Reports received by the Therapeutic Goods Administration (TGA), along with hospitalisation data from states and territories, have identified serious adverse effects associated with the use of unapproved peptides. These include:
- liver damage
- severe allergic reactions requiring hospitalisation, and
- inflammation and other health complications requiring medical attention.
Unapproved peptide products that are not included in the Australian Register of Therapeutic Goods have not been evaluated by the TGA for safety, quality or effectiveness. These can include products containing BPC‑157, GHK‑Cu, TB‑500, retatrutide and CJC‑1295.
The TGA does not have oversight of the composition of ingredients, manufacturing standards, or the safety and efficacy of unapproved peptide products. Additionally, counterfeit products are often deliberately designed to mimic genuine medicines, making it difficult for consumers to identify unsafe or potentially harmful goods.
Important information relevant to consumer safety remains unknown, including:
- how these products are manufactured and whether they meet appropriate quality standards
- whether injectable products are sterile and produced under aseptic conditions
- how these peptides act in the human body, and
- the nature, frequency and severity of potential side effects.
Many of these products are supplied as powders or injections in poorly labelled or unmarked vials, making it difficult or impossible to verify their ingredients, or the safety of how they have been manufactured. This further presents significant risks to consumer safety, including potential contamination, dosing uncertainty, and exposure to unknown or harmful substances.

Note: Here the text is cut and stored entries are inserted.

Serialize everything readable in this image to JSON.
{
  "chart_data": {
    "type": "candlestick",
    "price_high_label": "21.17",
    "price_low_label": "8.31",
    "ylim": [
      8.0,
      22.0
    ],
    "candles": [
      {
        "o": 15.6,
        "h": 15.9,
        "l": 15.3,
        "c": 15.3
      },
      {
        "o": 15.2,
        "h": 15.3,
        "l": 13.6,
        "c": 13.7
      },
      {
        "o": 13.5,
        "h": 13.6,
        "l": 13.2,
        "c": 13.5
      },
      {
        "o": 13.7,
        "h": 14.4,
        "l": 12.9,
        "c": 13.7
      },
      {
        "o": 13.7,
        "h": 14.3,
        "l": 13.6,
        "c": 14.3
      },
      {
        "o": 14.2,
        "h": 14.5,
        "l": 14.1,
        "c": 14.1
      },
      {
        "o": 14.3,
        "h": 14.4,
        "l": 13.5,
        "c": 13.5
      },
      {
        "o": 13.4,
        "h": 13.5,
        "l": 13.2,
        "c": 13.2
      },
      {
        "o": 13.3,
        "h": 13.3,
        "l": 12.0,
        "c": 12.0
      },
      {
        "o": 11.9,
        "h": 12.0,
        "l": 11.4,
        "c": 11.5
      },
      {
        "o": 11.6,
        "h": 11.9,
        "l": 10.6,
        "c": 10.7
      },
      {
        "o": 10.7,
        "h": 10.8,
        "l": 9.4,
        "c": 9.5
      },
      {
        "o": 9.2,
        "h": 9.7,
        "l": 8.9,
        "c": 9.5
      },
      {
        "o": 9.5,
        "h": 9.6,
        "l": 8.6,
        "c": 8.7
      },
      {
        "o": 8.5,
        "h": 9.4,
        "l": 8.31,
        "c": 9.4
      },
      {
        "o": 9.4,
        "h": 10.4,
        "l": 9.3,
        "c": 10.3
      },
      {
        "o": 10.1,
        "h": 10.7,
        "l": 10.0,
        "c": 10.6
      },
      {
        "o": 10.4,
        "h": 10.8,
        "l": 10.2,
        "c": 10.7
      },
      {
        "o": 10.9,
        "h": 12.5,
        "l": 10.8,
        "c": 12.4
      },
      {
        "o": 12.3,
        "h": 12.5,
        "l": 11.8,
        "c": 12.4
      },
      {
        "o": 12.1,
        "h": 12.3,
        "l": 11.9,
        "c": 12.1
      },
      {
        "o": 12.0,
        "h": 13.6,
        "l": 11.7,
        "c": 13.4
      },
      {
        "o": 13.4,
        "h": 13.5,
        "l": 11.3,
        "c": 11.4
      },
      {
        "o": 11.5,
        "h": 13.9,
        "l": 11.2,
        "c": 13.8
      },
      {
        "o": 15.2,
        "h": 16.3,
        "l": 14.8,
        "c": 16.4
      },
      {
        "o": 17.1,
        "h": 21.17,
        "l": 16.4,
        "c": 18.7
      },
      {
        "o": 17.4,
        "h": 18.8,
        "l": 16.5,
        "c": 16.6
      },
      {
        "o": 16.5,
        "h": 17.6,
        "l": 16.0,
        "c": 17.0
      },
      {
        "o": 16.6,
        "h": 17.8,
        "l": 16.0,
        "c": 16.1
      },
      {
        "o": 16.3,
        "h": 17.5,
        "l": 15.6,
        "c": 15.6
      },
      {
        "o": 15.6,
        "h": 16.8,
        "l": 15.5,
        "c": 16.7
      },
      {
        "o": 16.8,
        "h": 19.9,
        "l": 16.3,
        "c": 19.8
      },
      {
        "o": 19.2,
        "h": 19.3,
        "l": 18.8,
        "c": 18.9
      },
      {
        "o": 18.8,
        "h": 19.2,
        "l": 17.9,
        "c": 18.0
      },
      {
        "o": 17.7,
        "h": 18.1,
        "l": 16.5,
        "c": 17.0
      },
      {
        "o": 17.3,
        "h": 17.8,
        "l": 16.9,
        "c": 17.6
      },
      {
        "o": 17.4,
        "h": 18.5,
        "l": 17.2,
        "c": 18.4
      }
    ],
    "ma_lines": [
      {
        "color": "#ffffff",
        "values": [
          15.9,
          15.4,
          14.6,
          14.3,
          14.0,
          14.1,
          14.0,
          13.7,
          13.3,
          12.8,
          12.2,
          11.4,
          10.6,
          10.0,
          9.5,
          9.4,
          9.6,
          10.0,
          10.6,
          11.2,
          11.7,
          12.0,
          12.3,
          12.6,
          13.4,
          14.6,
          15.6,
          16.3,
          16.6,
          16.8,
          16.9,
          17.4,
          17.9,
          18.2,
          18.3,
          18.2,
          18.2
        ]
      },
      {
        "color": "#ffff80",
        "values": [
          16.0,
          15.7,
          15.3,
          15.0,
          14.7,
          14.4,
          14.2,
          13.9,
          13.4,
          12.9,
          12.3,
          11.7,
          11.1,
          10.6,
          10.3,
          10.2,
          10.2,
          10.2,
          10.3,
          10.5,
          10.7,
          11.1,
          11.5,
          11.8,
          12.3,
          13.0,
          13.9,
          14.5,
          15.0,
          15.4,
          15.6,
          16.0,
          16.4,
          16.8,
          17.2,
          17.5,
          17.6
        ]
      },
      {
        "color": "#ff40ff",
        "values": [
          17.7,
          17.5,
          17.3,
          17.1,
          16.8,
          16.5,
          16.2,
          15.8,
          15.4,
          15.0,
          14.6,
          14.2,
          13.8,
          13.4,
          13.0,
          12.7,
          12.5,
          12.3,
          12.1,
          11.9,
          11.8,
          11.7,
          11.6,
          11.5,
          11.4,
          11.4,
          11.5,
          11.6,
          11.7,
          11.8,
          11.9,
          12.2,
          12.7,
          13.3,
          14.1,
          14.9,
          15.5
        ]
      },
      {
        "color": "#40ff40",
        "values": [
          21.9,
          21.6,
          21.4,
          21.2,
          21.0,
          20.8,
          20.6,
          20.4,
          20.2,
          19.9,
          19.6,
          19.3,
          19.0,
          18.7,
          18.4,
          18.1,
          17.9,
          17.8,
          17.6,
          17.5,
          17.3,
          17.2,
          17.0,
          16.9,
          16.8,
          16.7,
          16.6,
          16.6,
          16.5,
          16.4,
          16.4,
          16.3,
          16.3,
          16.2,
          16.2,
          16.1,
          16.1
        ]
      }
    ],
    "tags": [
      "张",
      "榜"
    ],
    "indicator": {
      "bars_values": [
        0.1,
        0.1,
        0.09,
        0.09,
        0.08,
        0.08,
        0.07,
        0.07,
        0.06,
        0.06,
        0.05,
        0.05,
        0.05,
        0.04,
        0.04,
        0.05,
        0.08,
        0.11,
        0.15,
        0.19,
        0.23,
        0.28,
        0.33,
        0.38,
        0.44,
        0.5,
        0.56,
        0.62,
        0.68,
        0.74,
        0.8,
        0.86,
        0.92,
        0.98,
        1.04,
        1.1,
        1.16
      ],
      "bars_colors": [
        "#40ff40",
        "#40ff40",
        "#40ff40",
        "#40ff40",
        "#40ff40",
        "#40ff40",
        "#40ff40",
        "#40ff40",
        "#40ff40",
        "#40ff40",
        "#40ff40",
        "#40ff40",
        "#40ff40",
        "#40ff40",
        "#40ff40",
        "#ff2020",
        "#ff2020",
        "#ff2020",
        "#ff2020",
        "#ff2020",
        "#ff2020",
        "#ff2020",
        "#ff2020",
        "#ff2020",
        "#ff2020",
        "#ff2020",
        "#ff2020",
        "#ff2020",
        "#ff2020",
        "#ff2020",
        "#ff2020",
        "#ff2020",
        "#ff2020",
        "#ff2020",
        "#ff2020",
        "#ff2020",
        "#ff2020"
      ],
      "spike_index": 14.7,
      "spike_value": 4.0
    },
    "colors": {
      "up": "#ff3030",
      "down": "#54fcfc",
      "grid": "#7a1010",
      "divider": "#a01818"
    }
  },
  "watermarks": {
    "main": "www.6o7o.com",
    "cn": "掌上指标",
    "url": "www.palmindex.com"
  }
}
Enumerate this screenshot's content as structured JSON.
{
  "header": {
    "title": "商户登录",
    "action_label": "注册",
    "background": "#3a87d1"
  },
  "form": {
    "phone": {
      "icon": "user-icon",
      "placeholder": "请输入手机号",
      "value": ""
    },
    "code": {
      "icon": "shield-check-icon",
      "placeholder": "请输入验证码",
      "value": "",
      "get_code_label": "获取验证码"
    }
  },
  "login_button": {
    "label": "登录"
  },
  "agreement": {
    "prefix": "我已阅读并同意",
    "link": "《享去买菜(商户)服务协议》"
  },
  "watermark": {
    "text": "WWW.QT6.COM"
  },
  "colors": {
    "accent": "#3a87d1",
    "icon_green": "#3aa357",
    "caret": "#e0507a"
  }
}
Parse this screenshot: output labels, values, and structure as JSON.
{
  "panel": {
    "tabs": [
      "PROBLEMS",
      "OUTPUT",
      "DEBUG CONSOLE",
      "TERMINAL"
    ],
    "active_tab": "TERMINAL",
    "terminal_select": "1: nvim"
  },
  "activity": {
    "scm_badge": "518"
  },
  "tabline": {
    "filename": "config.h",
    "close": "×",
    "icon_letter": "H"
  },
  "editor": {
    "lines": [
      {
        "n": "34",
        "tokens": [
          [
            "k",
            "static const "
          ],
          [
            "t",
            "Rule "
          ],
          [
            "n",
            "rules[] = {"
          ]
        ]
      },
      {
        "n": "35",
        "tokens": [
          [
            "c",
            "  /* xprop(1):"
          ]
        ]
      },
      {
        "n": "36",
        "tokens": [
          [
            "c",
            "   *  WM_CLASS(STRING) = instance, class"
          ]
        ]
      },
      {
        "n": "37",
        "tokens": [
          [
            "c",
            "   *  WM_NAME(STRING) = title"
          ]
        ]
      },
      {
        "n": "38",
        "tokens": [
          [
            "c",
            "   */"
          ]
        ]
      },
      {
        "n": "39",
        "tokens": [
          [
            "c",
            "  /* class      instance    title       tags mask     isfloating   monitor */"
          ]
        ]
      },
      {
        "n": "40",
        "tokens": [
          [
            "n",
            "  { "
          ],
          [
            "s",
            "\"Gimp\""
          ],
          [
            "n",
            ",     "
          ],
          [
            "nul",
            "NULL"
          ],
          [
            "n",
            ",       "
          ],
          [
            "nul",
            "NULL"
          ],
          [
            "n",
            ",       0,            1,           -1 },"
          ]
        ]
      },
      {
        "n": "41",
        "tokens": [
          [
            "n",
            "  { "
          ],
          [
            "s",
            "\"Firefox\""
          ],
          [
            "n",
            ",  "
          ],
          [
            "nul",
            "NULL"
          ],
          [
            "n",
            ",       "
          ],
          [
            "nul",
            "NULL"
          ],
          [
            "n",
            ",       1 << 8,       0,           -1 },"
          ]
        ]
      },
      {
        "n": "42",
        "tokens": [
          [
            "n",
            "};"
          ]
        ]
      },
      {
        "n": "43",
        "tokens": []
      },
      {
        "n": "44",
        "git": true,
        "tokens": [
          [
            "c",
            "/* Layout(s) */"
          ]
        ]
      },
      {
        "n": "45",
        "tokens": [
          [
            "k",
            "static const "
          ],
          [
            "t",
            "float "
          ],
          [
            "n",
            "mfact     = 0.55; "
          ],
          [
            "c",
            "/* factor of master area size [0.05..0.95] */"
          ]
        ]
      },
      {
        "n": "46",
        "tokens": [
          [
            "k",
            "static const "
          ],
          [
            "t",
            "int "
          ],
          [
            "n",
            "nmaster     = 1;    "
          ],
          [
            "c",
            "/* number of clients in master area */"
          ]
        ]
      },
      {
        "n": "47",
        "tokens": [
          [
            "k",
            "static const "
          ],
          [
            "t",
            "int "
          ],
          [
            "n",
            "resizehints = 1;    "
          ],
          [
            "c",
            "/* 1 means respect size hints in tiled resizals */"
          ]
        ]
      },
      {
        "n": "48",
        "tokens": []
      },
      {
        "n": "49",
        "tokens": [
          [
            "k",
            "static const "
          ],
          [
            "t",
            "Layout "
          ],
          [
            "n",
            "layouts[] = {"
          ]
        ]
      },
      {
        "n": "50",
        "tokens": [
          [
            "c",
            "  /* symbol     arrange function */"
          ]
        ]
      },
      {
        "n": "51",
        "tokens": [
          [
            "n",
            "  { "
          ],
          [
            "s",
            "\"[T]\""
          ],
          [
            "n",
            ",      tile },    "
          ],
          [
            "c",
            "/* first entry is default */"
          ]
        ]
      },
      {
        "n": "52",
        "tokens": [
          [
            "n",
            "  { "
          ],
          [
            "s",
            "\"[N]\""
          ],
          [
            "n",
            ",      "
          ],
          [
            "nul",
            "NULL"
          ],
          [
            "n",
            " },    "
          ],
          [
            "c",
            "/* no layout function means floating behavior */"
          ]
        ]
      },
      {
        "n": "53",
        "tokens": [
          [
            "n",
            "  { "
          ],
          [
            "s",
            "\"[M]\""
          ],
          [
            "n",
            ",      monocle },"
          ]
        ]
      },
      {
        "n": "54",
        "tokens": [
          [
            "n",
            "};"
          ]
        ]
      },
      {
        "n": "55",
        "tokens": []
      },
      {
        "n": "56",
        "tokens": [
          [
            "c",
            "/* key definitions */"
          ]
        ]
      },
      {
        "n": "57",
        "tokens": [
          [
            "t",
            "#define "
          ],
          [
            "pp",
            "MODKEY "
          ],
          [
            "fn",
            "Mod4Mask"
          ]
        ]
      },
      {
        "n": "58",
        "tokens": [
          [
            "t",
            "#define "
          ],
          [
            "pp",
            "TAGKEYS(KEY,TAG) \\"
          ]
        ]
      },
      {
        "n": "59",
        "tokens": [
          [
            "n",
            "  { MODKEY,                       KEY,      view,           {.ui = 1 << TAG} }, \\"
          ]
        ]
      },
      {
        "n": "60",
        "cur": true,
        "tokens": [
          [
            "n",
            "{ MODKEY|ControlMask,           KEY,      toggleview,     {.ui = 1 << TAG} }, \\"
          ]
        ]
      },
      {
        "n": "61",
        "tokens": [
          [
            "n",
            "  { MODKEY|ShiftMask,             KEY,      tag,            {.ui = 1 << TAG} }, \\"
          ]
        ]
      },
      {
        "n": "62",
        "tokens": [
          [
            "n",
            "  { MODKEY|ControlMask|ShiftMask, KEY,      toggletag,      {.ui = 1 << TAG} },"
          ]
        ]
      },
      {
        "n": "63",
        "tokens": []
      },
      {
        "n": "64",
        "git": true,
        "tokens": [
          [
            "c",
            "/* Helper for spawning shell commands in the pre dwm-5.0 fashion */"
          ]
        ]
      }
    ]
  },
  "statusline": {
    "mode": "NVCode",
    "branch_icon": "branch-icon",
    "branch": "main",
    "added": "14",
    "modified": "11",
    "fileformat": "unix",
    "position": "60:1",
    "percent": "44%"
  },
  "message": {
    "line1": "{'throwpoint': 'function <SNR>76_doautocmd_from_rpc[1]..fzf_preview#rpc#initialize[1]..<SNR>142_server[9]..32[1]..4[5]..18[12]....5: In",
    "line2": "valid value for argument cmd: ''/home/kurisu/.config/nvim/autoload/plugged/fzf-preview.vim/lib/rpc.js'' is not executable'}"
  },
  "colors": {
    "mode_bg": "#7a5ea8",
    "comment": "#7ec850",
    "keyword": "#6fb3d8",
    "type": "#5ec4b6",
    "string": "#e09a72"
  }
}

The TGA notes that increasing imports, online promotion and supply of these products are contributing to a growing public health concern. Evidence of potential harm continues to emerge as use of these unapproved products increases.
Professor Michael Kidd AO, Chief Medical Officer, said “unapproved peptide products pose a growing public health risk. Some of these products have not undergone sufficient human clinical trials and may cause significant harm. Australians should not use these products and should seek advice from their trusted healthcare professional.”
Dr Amanda Cuss, Acting Chief Medical Adviser, said that “the TGA is actively monitoring and responding to potential non-compliance under the Therapeutic Goods Act 1989, including unlawful importation, supply and advertising of therapeutic goods. Unapproved peptide products have been added as a priority focus area for the TGA compliance. Where serious non-compliance is identified, the TGA may take regulatory action in line with its regulatory compliance framework.”
Australians are strongly advised not to purchase and use unapproved peptide products, particularly those obtained online or from overseas. Consumers should seek advice from qualified healthcare professionals and use only products supplied through Australian pharmacies.
Reporting problems
If you experience an adverse event, please report it to the TGA. This helps us to monitor and respond to emerging safety concerns.
If you suspect non-compliance in relation to therapeutic goods, you can report a perceived breach or questionable practice to the TGA.